When i talk to people I know about traveling, they all think its really cool and risky and they love to hear my stories. But I know when I am not around they all get together and talk alot of shit about me being a homeless bum. That is why I ask them to go with me. You should see the look on their faces. They always come up with the same excuses everyone on here is talking about. I dont have enough money, oh I cant leave my job, I'll never find another one, I need to take a shower twice a day, I have a dog, I dont want people to think im a bum, my family will disown me, and the like. The funny part is, most of them are miserable with their lives. I had a friend that was borderline suicidal because his life in our hometown sucked, so I asked him if he wanted to travel with me, and get his mind off it. His response was, 'I cant man, it scares the hell out of me'. Thats kind of why I started traveling in the first place. It scared me, but I knew I wanted it, more than anything. I think im getting off-topic. It is funny how society has brainwashed people to such an extreme point, that most of america cringes at the though of camping in the woods. Look at the people following Donald Trump right now. Thats the new America. Sad as it is.


----------



## Desperado Deluxe (Nov 29, 2015)

heh I think its funny when I meander into town and tell people I took the train wearing my columbia windbreaker. People tend to think I have money and I'm the college kid hostel type. But when they start to talk to me and see past my somewhat decent attire and manners they find out otherwise. Its nice to be able to blend in when I want and not when I don't. And its nice to kinda turn people away from the stereotypes of homeless traveler. I often find myself at a loss of words when people ask "are you homeless?"


----------



## Hillbilly Castro (Dec 2, 2015)

SIB said:


> The funny part is, most of them are miserable with their lives. I had a friend that was borderline suicidal because his life in our hometown sucked, so I asked him if he wanted to travel with me, and get his mind off it. His response was, 'I cant man, it scares the hell out of me'



Seems like there's two types of poverty: existential and financial. The only thing that is certain is your own desire in the present. If you wait, you've been fucking duped.


----------



## travelingjoe (Dec 13, 2015)

7xMichael said:


> I spent a lot of money on my car so you must as well!
> I spent a lot of money on my house so you must as well!
> I spent a lot of money on my clothes so you must as well!
> I spent a lot of money on my jewelry so you must as well!
> ...


Lmfao!!!


----------



## Wawa (Dec 13, 2015)

Some of te most unhelpful, annoying people out therr are thorntree posters. Seriously.

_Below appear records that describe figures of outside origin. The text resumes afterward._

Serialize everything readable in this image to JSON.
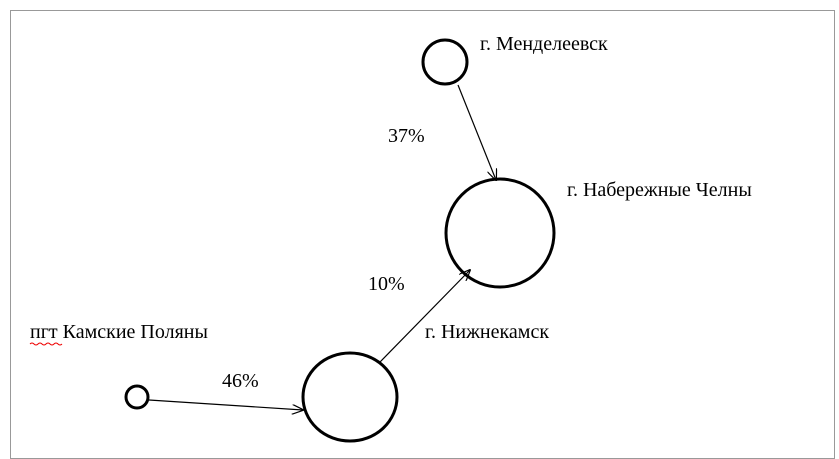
{
  "nodes": [
    {
      "label": "г. Менделеевск"
    },
    {
      "label": "г. Набережные Челны"
    },
    {
      "label": "г. Нижнекамск"
    },
    {
      "label": "пгт Камские Поляны"
    }
  ],
  "edges": [
    {
      "label": "37%"
    },
    {
      "label": "10%"
    },
    {
      "label": "46%"
    }
  ]
}
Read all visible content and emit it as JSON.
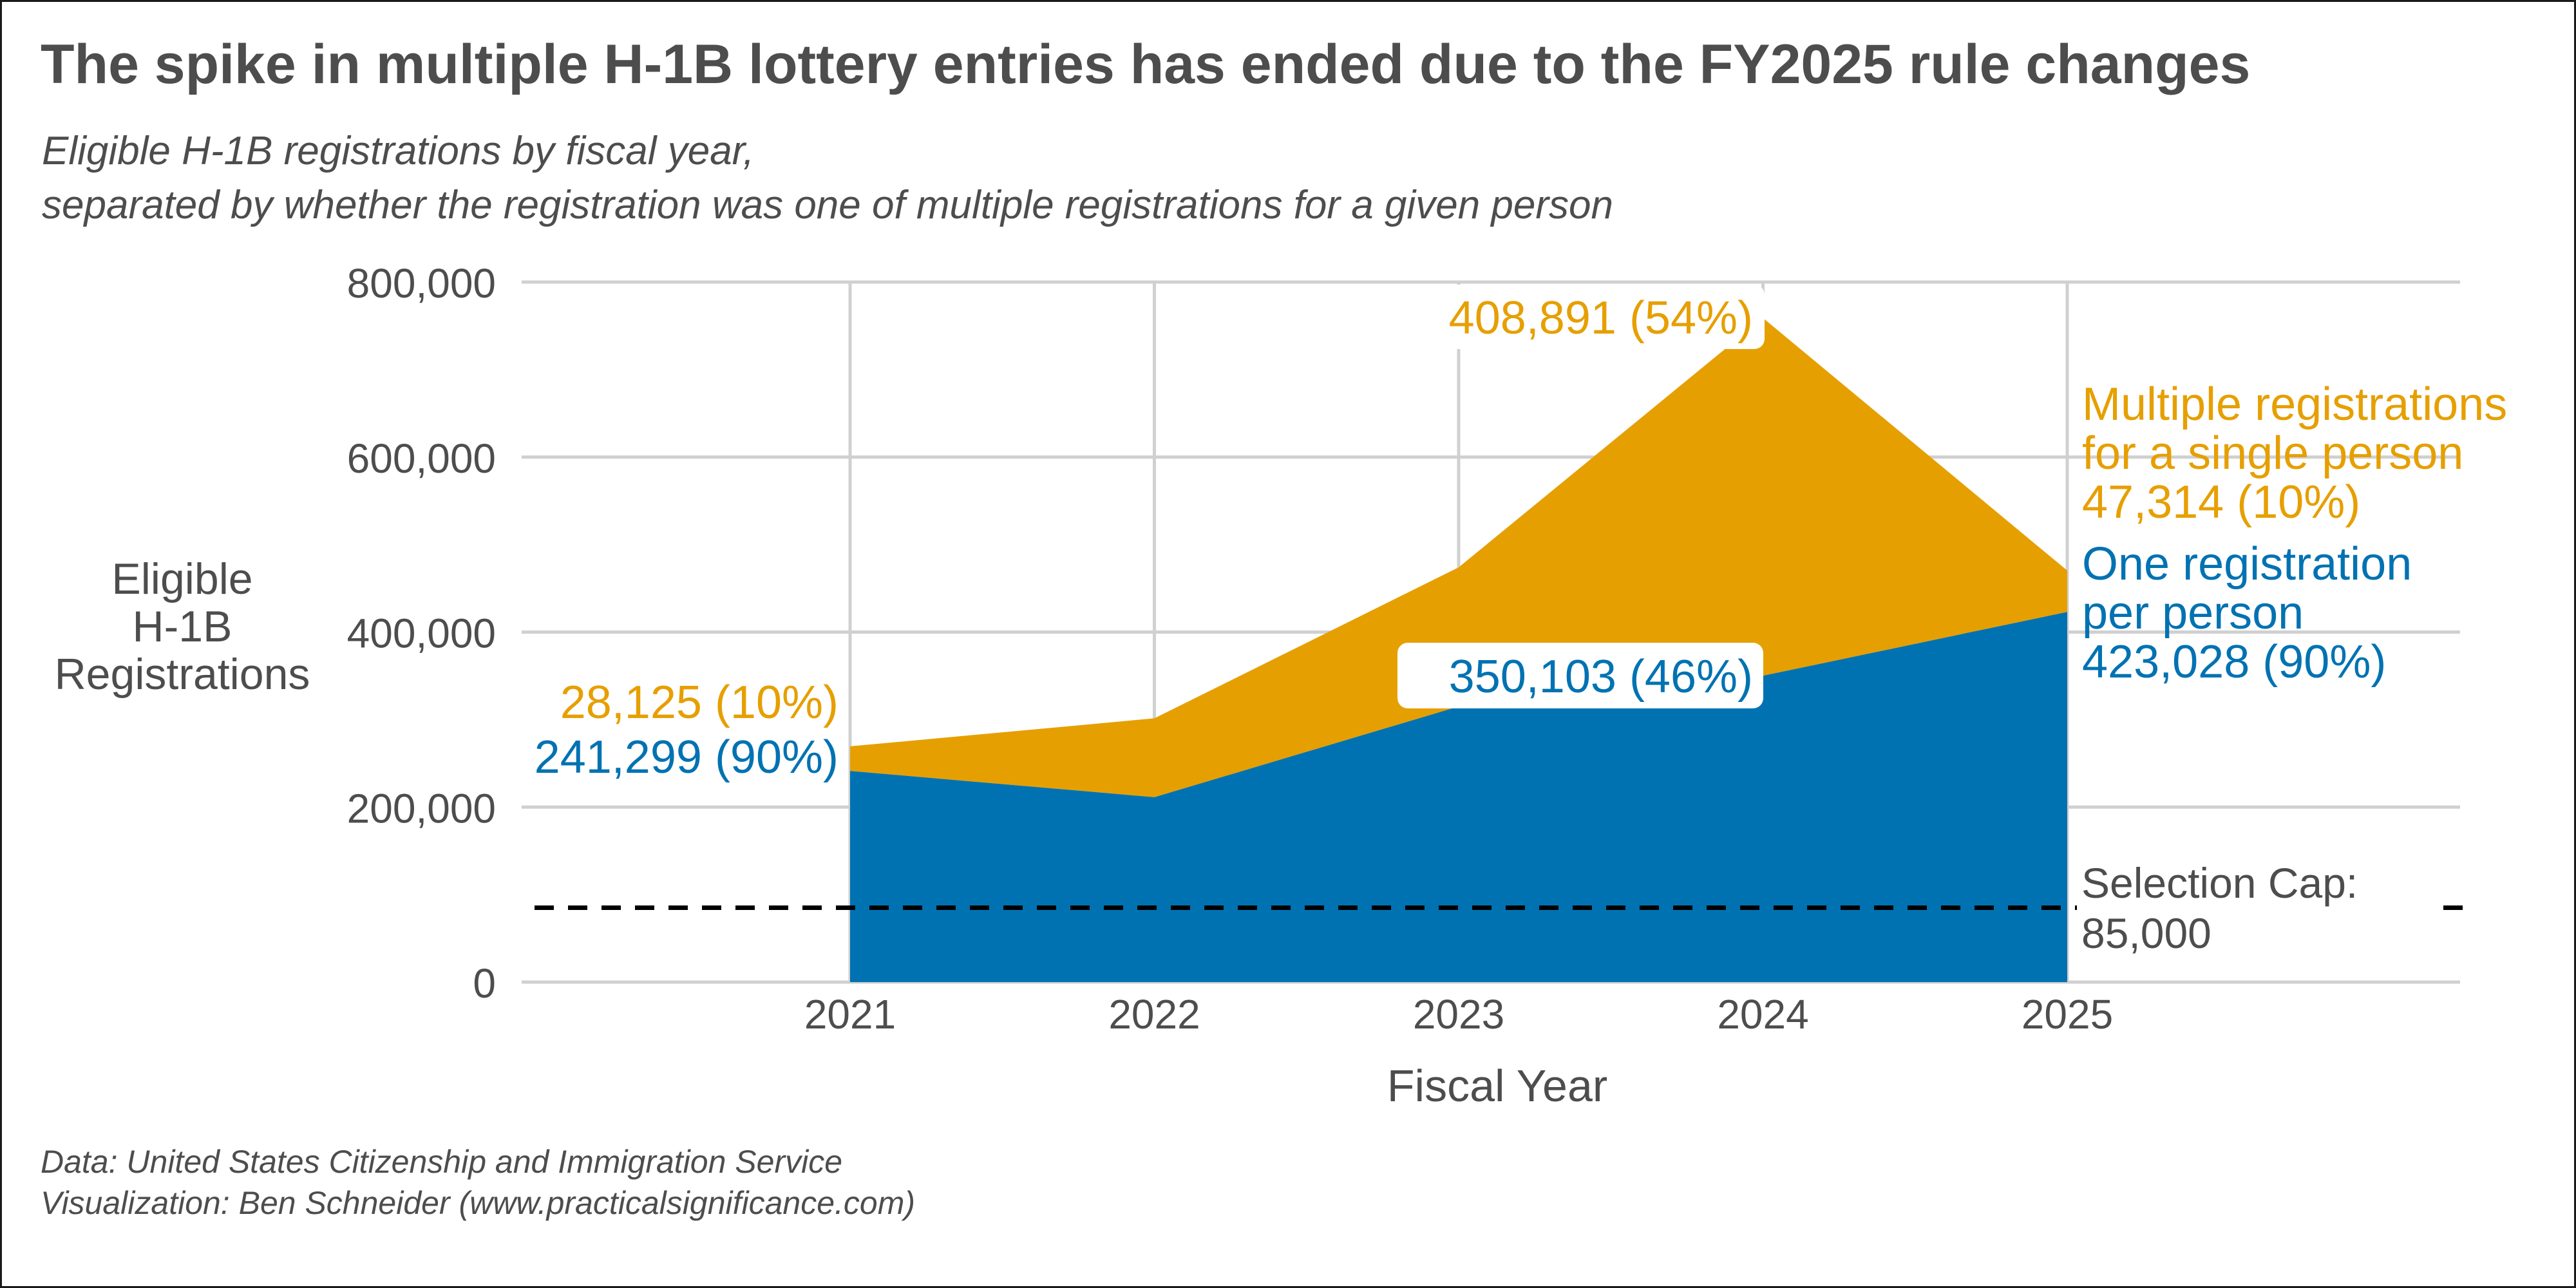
{
  "title": "The spike in multiple H-1B lottery entries has ended due to the FY2025 rule changes",
  "subtitle": [
    "Eligible H-1B registrations by fiscal year,",
    "separated by whether the registration was one of multiple registrations for a given person"
  ],
  "caption": [
    "Data: United States Citizenship and Immigration Service",
    "Visualization: Ben Schneider (www.practicalsignificance.com)"
  ],
  "colors": {
    "single": "#0072b2",
    "multiple": "#e69f00",
    "text": "#4d4d4d",
    "grid": "#d0d0d0"
  },
  "chart_data": {
    "type": "area",
    "stacked": true,
    "xlabel": "Fiscal Year",
    "ylabel": [
      "Eligible",
      "H-1B",
      "Registrations"
    ],
    "x": [
      2021,
      2022,
      2023,
      2024,
      2025
    ],
    "ylim": [
      0,
      800000
    ],
    "yticks": [
      0,
      200000,
      400000,
      600000,
      800000
    ],
    "ytick_labels": [
      "0",
      "200,000",
      "400,000",
      "600,000",
      "800,000"
    ],
    "xtick_labels": [
      "2021",
      "2022",
      "2023",
      "2024",
      "2025"
    ],
    "grid": true,
    "legend": "direct labels",
    "series": [
      {
        "key": "single",
        "values": [
          241299,
          211304,
          315000,
          350103,
          423028
        ]
      },
      {
        "key": "multiple",
        "values": [
          28125,
          90143,
          159000,
          408891,
          47314
        ]
      }
    ],
    "reference_line": {
      "value": 85000,
      "label": [
        "Selection Cap:",
        "85,000"
      ]
    },
    "annotations": {
      "fy2021_multiple": "28,125 (10%)",
      "fy2021_single": "241,299 (90%)",
      "fy2024_multiple": "408,891 (54%)",
      "fy2024_single": "350,103 (46%)",
      "fy2025_multiple": [
        "Multiple registrations",
        "for a single person",
        "47,314 (10%)"
      ],
      "fy2025_single": [
        "One registration",
        "per person",
        "423,028 (90%)"
      ]
    }
  }
}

This thread makes me think of this:


----------



## Coywolf (Dec 14, 2015)

Wawa said:


> Some of te most unhelpful, annoying people out therr are thorntree posters. Seriously.
> 
> This thread makes me think of this:
> View attachment 27428



Dude, that picture is fucking epic. I bet that person's RV broke down a few hundred miles later, where as that train probably got the person taking the picture all the way to where he/she was going.


----------



## landpirate (Jan 30, 2016)

moved to people and cultures.


----------



## CascadiaPunx (May 11, 2016)

SIB said:


> When i talk to people I know about traveling, they all think its really cool and risky and they love to hear my stories. But I know when I am not around they all get together and talk alot of shit about me being a homeless bum. That is why I ask them to go with me. You should see the look on their faces. They always come up with the same excuses everyone on here is talking about. I dont have enough money, oh I cant leave my job, I'll never find another one, I need to take a shower twice a day, I have a dog, I dont want people to think im a bum, my family will disown me, and the like. The funny part is, most of them are miserable with their lives. I had a friend that was borderline suicidal because his life in our hometown sucked, so I asked him if he wanted to travel with me, and get his mind off it. His response was, 'I cant man, it scares the hell out of me'. Thats kind of why I started traveling in the first place. It scared me, but I knew I wanted it, more than anything. I think im getting off-topic. It is funny how society has brainwashed people to such an extreme point, that most of america cringes at the though of camping in the woods. Look at the people following Donald Trump right now. Thats the new America. Sad as it is.



ALL. OF. THIS. You're a fucking word genius.


----------



## Grubblin (May 27, 2016)

Kim Chee said:


> I spent a lot of money on my car so you must as well!
> I spent a lot of money on my house so you must as well!
> I spent a lot of money on my clothes so you must as well!
> I spent a lot of money on my jewelry so you must as well!
> ...



I'm not in the market for a sex change operation but if I were I think that spending a lot of money on it would be wise!


----------



## iflewoverthecuckoosnest (Jan 1, 2017)

This is kind of an old thread, but it could've been written yesterday and still be relevant. Speaks to my heart 

When I tell folks about my travels, it's not uncommon for me to get that kind of blank eyed, gawking, "OH NO YOU SHOULDN'T DO THAT IT'S DANGEROUS", response. 

When I was first about to leave, my family didn't understand at all. They needed to know why, and they also didn't really believe that I could do it, it was so outside of their realm. 

The best thing that I could muster was to explain that I might die doing this, but that if I stayed, I was already dead. They didn't quite get it. A lot of folks never will. That's okay.

Traveling is the song in my heart that never shuts its fat fucking mouth at me until I follow it.

Cheers, everyone. Beautiful thread.


----------